In [None]:
%load_ext autoreload
%autoreload 2

# MLflow Classification Recipe Notebook

This notebook runs the MLflow Classification Recipe on Databricks and inspects its results. For more information about the MLflow Classification Recipe, including usage examples, see the [Classification Recipe overview documentation](https://mlflow.org/docs/latest/recipes.html#classification-recipe) the [Classification Recipe API documentation](https://mlflow.org/docs/latest/python_api/mlflow.recipes.html#module-mlflow.recipes.classification.v1.recipe).

In [None]:
from mlflow.recipes import Recipe

r = Recipe(profile="local")


In [None]:
r.clean()

In [None]:
r.inspect()

In [None]:
r.run("ingest")

In [None]:
r.run("split")

In [None]:
r.run("transform")

In [None]:
r.run("train")

In [None]:
r.run("evaluate")

In [None]:
r.run("register")

In [None]:
r.inspect("train")

In [None]:
training_data = r.get_artifact("training_data")
training_data.describe()

In [None]:
from dataclasses import dataclass
from typing import Dict, Any, List, Tuple
from transformers import (
    AutoConfig,
    AutoModel,
    AutoTokenizer,
    DataCollatorForSeq2Seq,
    Seq2SeqTrainer,
    TrainingArguments,
)        

def trainer_fn(estimator_params: Dict[str, Any]):
    """
    Returns an *untrained* HF trainer here.

    Input estimator_params is a dictionary of parameters passed to the estimator.
    It contains the following keys:
      'train_dataset': A ``datasets.Dataset`` object for training.
      'cache_dir': A string containing the path to the cache directory.
    """
    training_args = TrainingArguments(output_dir=estimator_params["cache_dir"])
    model_name = "distilbert-base-uncased"
    config = AutoConfig.from_pretrained(
        model_name,
        cache_dir=training_args.output_dir,
    )
    tokenizer = AutoTokenizer.from_pretrained(
        model_name,
        cache_dir=training_args.output_dir,
        use_fast=True,
    )
    model = AutoModel.from_pretrained(
        model_name,
        config=config,
        cache_dir=training_args.output_dir,
    )
    # We resize the embeddings only when necessary to avoid index errors. If you are creating a model from scratch
    # on a small vocab and want a smaller embedding size, remove this test.
    embedding_size = model.get_input_embeddings().weight.shape[0]
    if len(tokenizer) > embedding_size:
        model.resize_token_embeddings(len(tokenizer))

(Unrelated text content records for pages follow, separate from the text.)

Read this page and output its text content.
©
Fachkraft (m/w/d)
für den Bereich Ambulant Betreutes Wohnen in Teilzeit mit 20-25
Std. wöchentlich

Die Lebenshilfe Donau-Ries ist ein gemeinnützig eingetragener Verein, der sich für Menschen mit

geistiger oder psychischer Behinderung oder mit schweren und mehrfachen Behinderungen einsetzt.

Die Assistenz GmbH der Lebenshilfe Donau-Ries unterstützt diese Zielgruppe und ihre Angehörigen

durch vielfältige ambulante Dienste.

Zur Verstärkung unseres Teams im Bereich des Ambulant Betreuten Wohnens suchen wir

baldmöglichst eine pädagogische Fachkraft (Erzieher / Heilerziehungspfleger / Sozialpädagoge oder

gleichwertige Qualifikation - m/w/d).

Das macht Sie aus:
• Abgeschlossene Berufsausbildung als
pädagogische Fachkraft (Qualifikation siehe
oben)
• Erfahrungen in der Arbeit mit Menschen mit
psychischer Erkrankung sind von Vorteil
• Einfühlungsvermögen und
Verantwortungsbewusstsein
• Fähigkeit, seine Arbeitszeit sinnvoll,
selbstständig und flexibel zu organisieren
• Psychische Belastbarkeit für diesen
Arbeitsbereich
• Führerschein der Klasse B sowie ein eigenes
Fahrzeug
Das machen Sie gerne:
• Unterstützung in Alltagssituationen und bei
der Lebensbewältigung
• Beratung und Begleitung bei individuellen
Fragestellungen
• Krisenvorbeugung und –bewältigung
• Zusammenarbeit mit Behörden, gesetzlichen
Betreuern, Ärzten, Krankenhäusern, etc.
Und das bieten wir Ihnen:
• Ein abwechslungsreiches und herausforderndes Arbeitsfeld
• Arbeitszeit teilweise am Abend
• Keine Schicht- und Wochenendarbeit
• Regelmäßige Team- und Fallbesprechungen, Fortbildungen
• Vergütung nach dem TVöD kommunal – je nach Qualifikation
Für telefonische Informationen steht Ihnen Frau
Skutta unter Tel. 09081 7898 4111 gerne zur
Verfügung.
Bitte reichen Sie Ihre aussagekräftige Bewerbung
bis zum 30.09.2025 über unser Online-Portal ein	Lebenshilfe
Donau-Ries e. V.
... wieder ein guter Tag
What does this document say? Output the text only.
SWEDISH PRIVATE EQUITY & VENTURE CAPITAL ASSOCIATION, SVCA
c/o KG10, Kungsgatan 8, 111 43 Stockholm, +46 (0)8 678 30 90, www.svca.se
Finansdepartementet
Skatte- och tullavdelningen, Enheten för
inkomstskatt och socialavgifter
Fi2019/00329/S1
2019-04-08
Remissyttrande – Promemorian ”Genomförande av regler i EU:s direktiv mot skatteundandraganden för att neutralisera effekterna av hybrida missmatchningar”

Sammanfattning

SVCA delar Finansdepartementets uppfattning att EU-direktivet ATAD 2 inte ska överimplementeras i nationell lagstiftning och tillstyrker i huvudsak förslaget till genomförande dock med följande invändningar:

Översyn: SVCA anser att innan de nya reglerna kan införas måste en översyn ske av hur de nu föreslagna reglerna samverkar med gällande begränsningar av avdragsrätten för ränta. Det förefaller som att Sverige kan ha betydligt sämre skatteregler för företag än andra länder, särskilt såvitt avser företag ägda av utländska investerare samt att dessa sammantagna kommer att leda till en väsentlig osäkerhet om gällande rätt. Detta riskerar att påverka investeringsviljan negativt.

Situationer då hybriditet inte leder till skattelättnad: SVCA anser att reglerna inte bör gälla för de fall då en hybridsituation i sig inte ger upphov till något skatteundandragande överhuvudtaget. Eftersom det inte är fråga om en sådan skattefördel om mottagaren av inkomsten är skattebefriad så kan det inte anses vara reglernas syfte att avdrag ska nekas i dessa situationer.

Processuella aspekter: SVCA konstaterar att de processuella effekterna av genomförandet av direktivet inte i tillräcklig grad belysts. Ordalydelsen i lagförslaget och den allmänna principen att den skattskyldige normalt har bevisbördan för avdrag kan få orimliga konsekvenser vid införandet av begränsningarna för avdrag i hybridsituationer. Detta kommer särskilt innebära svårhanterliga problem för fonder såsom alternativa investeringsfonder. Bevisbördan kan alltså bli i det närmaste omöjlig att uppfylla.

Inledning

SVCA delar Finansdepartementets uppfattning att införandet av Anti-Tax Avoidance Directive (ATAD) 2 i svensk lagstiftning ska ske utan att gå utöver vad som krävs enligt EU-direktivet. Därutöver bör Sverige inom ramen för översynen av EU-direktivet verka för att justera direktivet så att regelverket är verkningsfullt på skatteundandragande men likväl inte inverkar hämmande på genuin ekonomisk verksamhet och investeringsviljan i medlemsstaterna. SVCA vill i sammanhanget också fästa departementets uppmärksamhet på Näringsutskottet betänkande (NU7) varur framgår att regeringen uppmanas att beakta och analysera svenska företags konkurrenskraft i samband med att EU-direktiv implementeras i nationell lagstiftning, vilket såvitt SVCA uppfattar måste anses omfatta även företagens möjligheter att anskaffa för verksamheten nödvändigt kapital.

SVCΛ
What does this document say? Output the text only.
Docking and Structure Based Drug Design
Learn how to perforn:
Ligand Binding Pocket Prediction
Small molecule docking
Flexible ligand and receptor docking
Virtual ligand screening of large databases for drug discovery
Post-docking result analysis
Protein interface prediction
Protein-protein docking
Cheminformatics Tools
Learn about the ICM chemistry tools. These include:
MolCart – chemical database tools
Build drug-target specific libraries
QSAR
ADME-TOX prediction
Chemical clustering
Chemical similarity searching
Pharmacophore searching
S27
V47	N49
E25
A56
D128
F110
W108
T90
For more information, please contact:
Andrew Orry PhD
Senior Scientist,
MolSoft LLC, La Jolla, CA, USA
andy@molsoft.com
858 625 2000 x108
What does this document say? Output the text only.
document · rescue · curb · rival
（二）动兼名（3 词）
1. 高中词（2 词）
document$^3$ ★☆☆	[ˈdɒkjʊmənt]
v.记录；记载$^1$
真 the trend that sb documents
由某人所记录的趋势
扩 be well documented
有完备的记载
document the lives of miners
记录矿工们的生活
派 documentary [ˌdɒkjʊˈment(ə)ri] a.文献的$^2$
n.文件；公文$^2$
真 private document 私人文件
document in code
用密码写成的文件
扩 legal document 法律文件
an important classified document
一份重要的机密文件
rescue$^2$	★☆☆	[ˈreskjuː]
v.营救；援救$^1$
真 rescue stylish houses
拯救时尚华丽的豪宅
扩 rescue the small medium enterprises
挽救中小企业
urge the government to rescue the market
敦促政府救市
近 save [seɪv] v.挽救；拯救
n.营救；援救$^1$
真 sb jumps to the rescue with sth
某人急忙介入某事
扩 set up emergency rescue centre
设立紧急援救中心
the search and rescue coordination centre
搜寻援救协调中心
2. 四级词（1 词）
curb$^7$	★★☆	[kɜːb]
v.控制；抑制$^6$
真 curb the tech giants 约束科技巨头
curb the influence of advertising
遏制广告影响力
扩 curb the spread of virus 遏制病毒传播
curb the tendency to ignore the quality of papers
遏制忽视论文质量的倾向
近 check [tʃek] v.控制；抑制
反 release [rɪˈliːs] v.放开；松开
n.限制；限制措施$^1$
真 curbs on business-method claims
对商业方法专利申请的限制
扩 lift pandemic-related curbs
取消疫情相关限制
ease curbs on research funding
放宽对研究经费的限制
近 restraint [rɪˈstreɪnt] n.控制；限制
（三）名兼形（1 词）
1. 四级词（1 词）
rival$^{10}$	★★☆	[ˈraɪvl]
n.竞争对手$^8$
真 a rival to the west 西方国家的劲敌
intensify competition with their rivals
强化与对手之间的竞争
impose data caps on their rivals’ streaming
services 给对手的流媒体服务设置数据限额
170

    def preprocess_squad_batch(
        examples,
        question_column: str,
        answer_column: str,
    ) -> Tuple[List[str], List[str]]:
        questions = examples[question_column]
        answers = examples[answer_column]
        return questions, answers

    def preprocess_examples(examples):
        question_column = "character"
        answer_column = "speech"
        inputs, targets = preprocess_squad_batch(
            examples, question_column, answer_column
        )
        model_inputs = tokenizer(
            inputs,
            targets,
            max_length=384,
            padding="max_length",
            truncation=True,
        )
        return model_inputs

    train_dataset = estimator_params["train_dataset"]
    # Create train feature from dataset
    train_dataset = train_dataset.map(
        preprocess_examples,
        batched=True,
        num_proc=1,
        load_from_cache_file=True,
        desc="Running tokenizer on train dataset",
    )

    # Data collator
    data_collator = DataCollatorForSeq2Seq(
        tokenizer,
        model=model,
        label_pad_token_id=tokenizer.pad_token_id,
        pad_to_multiple_of=8,
    )
    trainer = Seq2SeqTrainer(
        model=model,
        args=training_args,
        train_dataset=train_dataset,
        tokenizer=tokenizer,
        data_collator=data_collator,
    )
    return trainer

In [None]:
from datasets import Dataset

train_dataset = Dataset.from_pandas(training_data)
cache_dir = "./"
trainer = trainer_fn(estimator_params={"train_dataset": train_dataset, "cache_dir": cache_dir})
trainer.train()